The following figure shows the layout of a table group.
How it works
Hologres uses two core components to handle data:
-
Storage engine (SE): Manages and processes data on shards. For Data Manipulation Language (DML) operations, each SE provides interfaces for single or batch create, read, update, and delete (CRUD) access. Each SE handles exactly one shard.
-
Query engine (QE): Uses SE interfaces to read and write data at high performance.
Here is what happens when you write data or run a query:
-
When you create a table group with a given shard count, each worker node creates multiple internal SEs — one per assigned shard.
-
Hologres distributes SEs evenly across all workers so that compute resources are balanced.
-
When data is written, the SE routes it to the appropriate shard based on the distribution key.
-
When a query runs, the QE calls the relevant SEs, which read data from their shards in parallel and return results.
The following figure shows the layout of worker nodes, SEs, and shards.
What Hologres manages automatically:
-
Distributing SEs evenly across workers
-
Keeping shards within a table group spread across multiple workers (no single worker holds all shards of a table group)
-
Reassigning shards to healthy workers if a worker fails (for example, due to an out-of-memory (OOM) error)
What you decide:
-
The shard count when creating a table group (cannot be changed later)

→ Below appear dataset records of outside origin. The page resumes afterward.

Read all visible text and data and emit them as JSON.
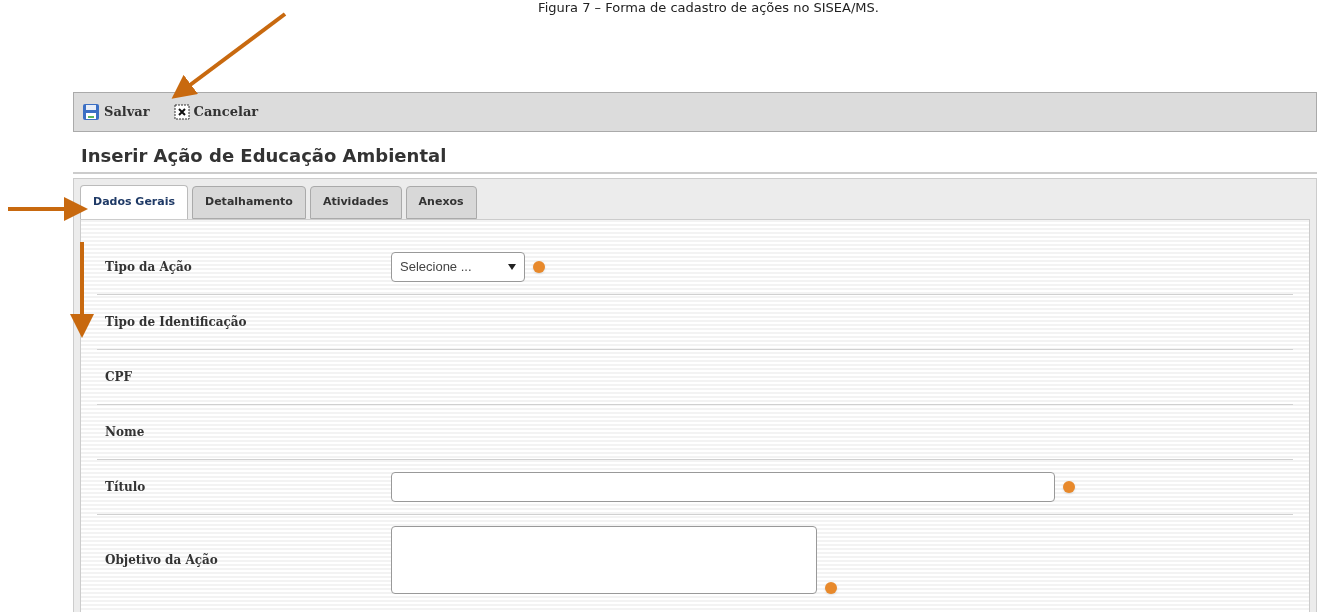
{
  "caption": "Figura 7 – Forma de cadastro de ações no SISEA/MS.",
  "toolbar": [
    {
      "label": "Salvar",
      "kind": "save"
    },
    {
      "label": "Cancelar",
      "kind": "cancel"
    }
  ],
  "title": "Inserir Ação de Educação Ambiental",
  "tabs": [
    {
      "label": "Dados Gerais",
      "selected": true
    },
    {
      "label": "Detalhamento",
      "selected": false
    },
    {
      "label": "Atividades",
      "selected": false
    },
    {
      "label": "Anexos",
      "selected": false
    }
  ],
  "fields": [
    {
      "label": "Tipo da Ação",
      "kind": "select",
      "value": "Selecione ...",
      "required": true
    },
    {
      "label": "Tipo de Identificação",
      "kind": "none"
    },
    {
      "label": "CPF",
      "kind": "none"
    },
    {
      "label": "Nome",
      "kind": "none"
    },
    {
      "label": "Título",
      "kind": "text",
      "required": true
    },
    {
      "label": "Objetivo da Ação",
      "kind": "textarea",
      "required": true
    }
  ]
}
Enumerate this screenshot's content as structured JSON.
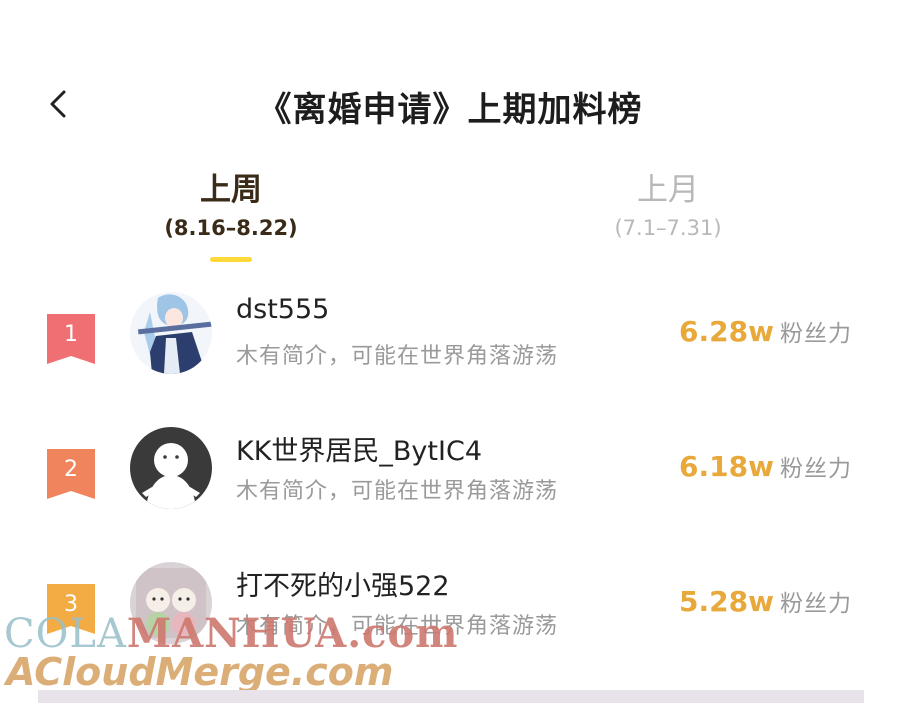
{
  "header": {
    "title": "《离婚申请》上期加料榜",
    "back_icon": "chevron-left-icon"
  },
  "tabs": [
    {
      "label": "上周",
      "range": "(8.16–8.22)",
      "active": true
    },
    {
      "label": "上月",
      "range": "(7.1–7.31)",
      "active": false
    }
  ],
  "ranking": [
    {
      "rank": "1",
      "rank_color": "#ef6f72",
      "name": "dst555",
      "bio": "木有简介，可能在世界角落游荡",
      "fans_value": "6.28w",
      "fans_label": "粉丝力"
    },
    {
      "rank": "2",
      "rank_color": "#f0845c",
      "name": "KK世界居民_BytIC4",
      "bio": "木有简介，可能在世界角落游荡",
      "fans_value": "6.18w",
      "fans_label": "粉丝力"
    },
    {
      "rank": "3",
      "rank_color": "#f3ac43",
      "name": "打不死的小强522",
      "bio": "木有简介，可能在世界角落游荡",
      "fans_value": "5.28w",
      "fans_label": "粉丝力"
    }
  ],
  "watermarks": {
    "line1_a": "COLA",
    "line1_b": "MANHUA.com",
    "line2": "ACloudMerge.com"
  },
  "colors": {
    "accent": "#e9a93a",
    "indicator": "#ffd83a"
  }
}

Failover example: In an instance with 4 workers and 8 shards (2 table groups, each worker holding 2 SEs), if Worker 4 fails and was responsible for Shard 7 and Shard 8, those two shards are automatically reassigned to the remaining three workers to restore balance.
Set the shard count
The shard count directly affects query parallelism, memory usage, and I/O overhead. The minimum shard count is 1. Use the following table to choose the right value.
| Scenario | Recommended shard count |
|---|---|
| Very small data (hundreds to thousands of rows) | 1 |
| General workloads | A multiple of the number of workers |
| Recommended maximum | Total number of compute cores in the instance |
Why shard count should be a multiple of the number of workers: If the shard count is not a multiple of the worker count, some workers hold more SEs than others. This causes resource skew and long-tail latency. For example, if a table group has 3 shards but the instance has 2 workers, one worker always handles more load. Setting the shard count to a multiple of the worker count ensures even distribution.
Why not to exceed the compute core count: Each shard needs at least one CPU core during a query. If the shard count exceeds the number of compute cores, some shards are not consistently allocated CPU resources, which leads to long-tail latency and context-switching overhead.
For default shard count values by instance size, see Instance management.
Performance trade-offs
Keep these trade-offs in mind when configuring table groups and shard count.
More shards
Higher parallelism for writes, queries, and analysis — but more internode communication, memory, and compute overhead. If resources are limited or queries are small, a high shard count can hurt rather than help.
More table groups
Each shard — whether actively used or not — occupies memory to store metadata, schema information, and other data. A shard consumes even more memory when data is written to tables it contains. More table groups means more total shards, which increases overall memory consumption.
Additionally, tables that require a local join must be in the same table group. Spreading related tables across multiple table groups prevents the query engine from performing local joins efficiently.
More shards per table
More shards scatter a table's data into more files. With many tables and many shards, the total file count grows large, which increases I/O during queries and extends recovery times during failover.